Переходя улицу, Алварес почувствовал, как круассан переворачивается у него в желудке. Весь ужас в том, что он вполне мог понять нежелание говорить о них, потому что сам был отцом. «Только вообрази своих детей, разыгрывающих этот маскарад… Вообрази, как они тренируются в поместье, чтобы понравиться какому-то безумцу… А теперь представь их похищенными этим безумцем
Неспокойная совесть подкинула Алваресу еще одно неприятное воспоминание: встречу с Дианой Бланко чуть больше недели назад. С Бланко, одной из живых легенд отдела, которую по чистой случайности он увидел в работе на сцене театра несколько лет назад, впервые ощутив на собственной шкуре власть этих существ. Проклятые наживки, его персональные демоны, его дневные кошмары, его «ребята», которым он не рискнет взглянуть в лицо, но и отойти в сторону не может. Наживки – такие же монстры, как и те, кого они ловят. «И как их инструкторы», – с содроганием подумал Алварес. И вот почему: разве можно утверждать, что Виктор Женс более человечен? И Алварес с облегчением припомнил тот день, когда несуразный психолог покинул их навсегда. Разумеется, он знал, что Женс жив, да и Падилья говорил, что время от времени Женсу отправляют доклады, чтобы узнать его мнение. «Но, по крайней мере, он исчез из поля нашего зрения.
Он не выносил воспоминаний о докторе Женсе. Грехи доктора были и его грехами.
Его грехи, его падение. Несмотря на то что он ничего не смыслил в псиномной психологии, в связи с инцидентом с участием Дианы Бланко о собственном псиноме Алварес прочел. Филия Двойственности, близкая к другой, названной филией Падения, некоторым образом имела отношение к «Генриху V» Шекспира, где речь идет о смерти Фальстафа, символа «падения» в зрелом возрасте, о смерти от наслаждения, которое юный король был вынужден подавлять. «А может быть, – задавался вопросом Алварес, – от собственного падения, от чувства, что низвергается в моральную пустоту, в ту воронку, где и праведники и грешники – все будут перемолоты без всяких различий?»
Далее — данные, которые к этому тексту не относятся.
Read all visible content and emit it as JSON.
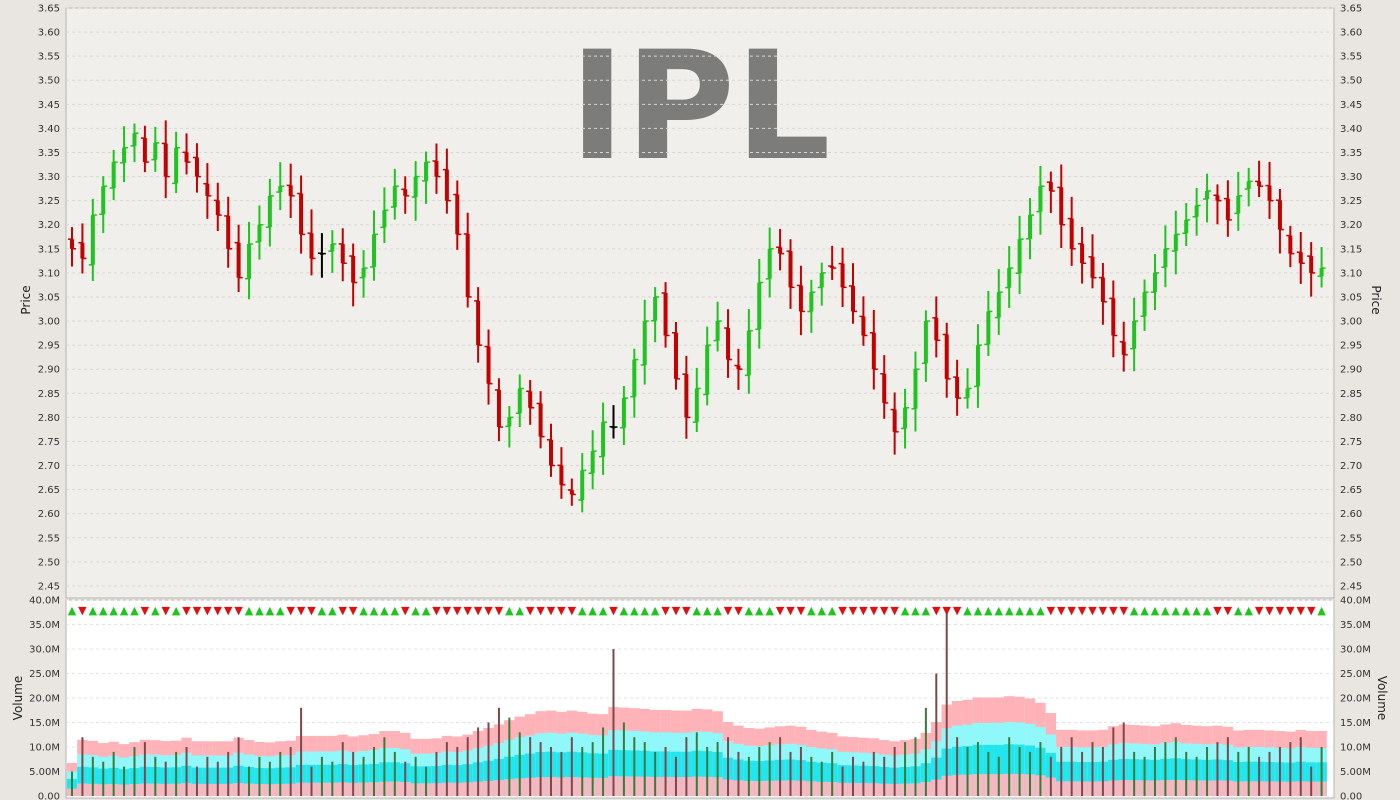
{
  "chart_data": [
    {
      "type": "ohlc",
      "title": "IPL",
      "ylabel": "Price",
      "ylim": [
        2.425,
        3.65
      ],
      "yticks": [
        "3.65",
        "3.60",
        "3.55",
        "3.50",
        "3.45",
        "3.40",
        "3.35",
        "3.30",
        "3.25",
        "3.20",
        "3.15",
        "3.10",
        "3.05",
        "3.00",
        "2.95",
        "2.90",
        "2.85",
        "2.80",
        "2.75",
        "2.70",
        "2.65",
        "2.60",
        "2.55",
        "2.50",
        "2.45"
      ],
      "grid": true,
      "colors": {
        "up": "#1fc41f",
        "down": "#c40000",
        "unchanged": "#000000"
      },
      "close": [
        3.15,
        3.13,
        3.22,
        3.28,
        3.33,
        3.36,
        3.39,
        3.33,
        3.37,
        3.3,
        3.36,
        3.33,
        3.3,
        3.26,
        3.22,
        3.15,
        3.09,
        3.16,
        3.2,
        3.26,
        3.28,
        3.26,
        3.18,
        3.13,
        3.14,
        3.16,
        3.12,
        3.08,
        3.11,
        3.18,
        3.23,
        3.28,
        3.26,
        3.3,
        3.33,
        3.3,
        3.25,
        3.18,
        3.05,
        2.95,
        2.87,
        2.78,
        2.8,
        2.86,
        2.82,
        2.76,
        2.7,
        2.66,
        2.64,
        2.69,
        2.73,
        2.79,
        2.78,
        2.84,
        2.92,
        3.0,
        3.05,
        2.97,
        2.88,
        2.8,
        2.86,
        2.95,
        3.0,
        2.92,
        2.9,
        2.98,
        3.08,
        3.15,
        3.14,
        3.07,
        3.02,
        3.06,
        3.1,
        3.11,
        3.07,
        3.02,
        2.97,
        2.9,
        2.83,
        2.77,
        2.82,
        2.9,
        3.0,
        2.96,
        2.88,
        2.84,
        2.86,
        2.95,
        3.02,
        3.06,
        3.11,
        3.17,
        3.22,
        3.28,
        3.27,
        3.2,
        3.15,
        3.12,
        3.09,
        3.04,
        2.97,
        2.93,
        3.0,
        3.06,
        3.1,
        3.15,
        3.18,
        3.21,
        3.24,
        3.27,
        3.25,
        3.21,
        3.26,
        3.29,
        3.28,
        3.25,
        3.19,
        3.14,
        3.12,
        3.1,
        3.11
      ],
      "volume_series": [
        {
          "name": "Volume",
          "type": "bar",
          "ylim": [
            0,
            40
          ],
          "unit": "M"
        }
      ],
      "volume_yticks": [
        "40.0M",
        "35.0M",
        "30.0M",
        "25.0M",
        "20.0M",
        "15.0M",
        "10.0M",
        "5.00M",
        "0.00"
      ],
      "volume_ylabel": "Volume",
      "volume_values": [
        5,
        12,
        8,
        7,
        9,
        6,
        10,
        11,
        8,
        7,
        9,
        10,
        6,
        8,
        7,
        9,
        12,
        6,
        8,
        7,
        9,
        10,
        18,
        6,
        8,
        7,
        11,
        9,
        8,
        10,
        12,
        9,
        7,
        8,
        6,
        9,
        11,
        10,
        12,
        14,
        15,
        18,
        16,
        13,
        12,
        11,
        10,
        9,
        12,
        10,
        11,
        14,
        30,
        15,
        12,
        11,
        9,
        10,
        8,
        12,
        13,
        10,
        11,
        12,
        9,
        8,
        10,
        11,
        12,
        9,
        10,
        8,
        7,
        9,
        6,
        8,
        7,
        9,
        8,
        10,
        11,
        12,
        18,
        25,
        38,
        12,
        10,
        11,
        9,
        8,
        12,
        10,
        9,
        11,
        8,
        10,
        12,
        9,
        11,
        10,
        14,
        15,
        9,
        8,
        10,
        11,
        12,
        9,
        8,
        10,
        11,
        12,
        9,
        10,
        8,
        9,
        10,
        11,
        12,
        6,
        10
      ]
    }
  ]
}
Автомобиль с тонированными стеклами, казалось, рос по мере его приближения. Алвареса заверили, что встреча займет не более часа, что, естественно, внушало оптимизм, поскольку в таком случае он сможет вовремя вернуться в свой кабинет в Управлении, закрыть двери и подготовиться к голоконференции с Лондоном, где сейчас живет его младший сын, Исмаил. Шестнадцать лет радостей и забот. О боже, он
Алварес хотел держать сыновей подальше от своего мира и его опасностей, хотел защитить их от самого существования наживок, таких же молодых, как и они, наживок, игравших Шекспира, чтобы защищать других. «Потому что кому-то приходится делать то, что до́лжно сделать», – повторял Женс.
Алварес пожалел самого себя, взглянув на собственное отражение в темных стеклах автомобиля. Он увидел там человека, которого видели другие: лысого бюрократа, печально шагающего под серым небом осеннего Мадрида. «Уполномоченный по связям, блин: высосанная из пальца должность, даже не политик… Но ведь кто-то должен этим заниматься, верно? И половины хорошо сделанного дела здесь явно недостаточно, папа».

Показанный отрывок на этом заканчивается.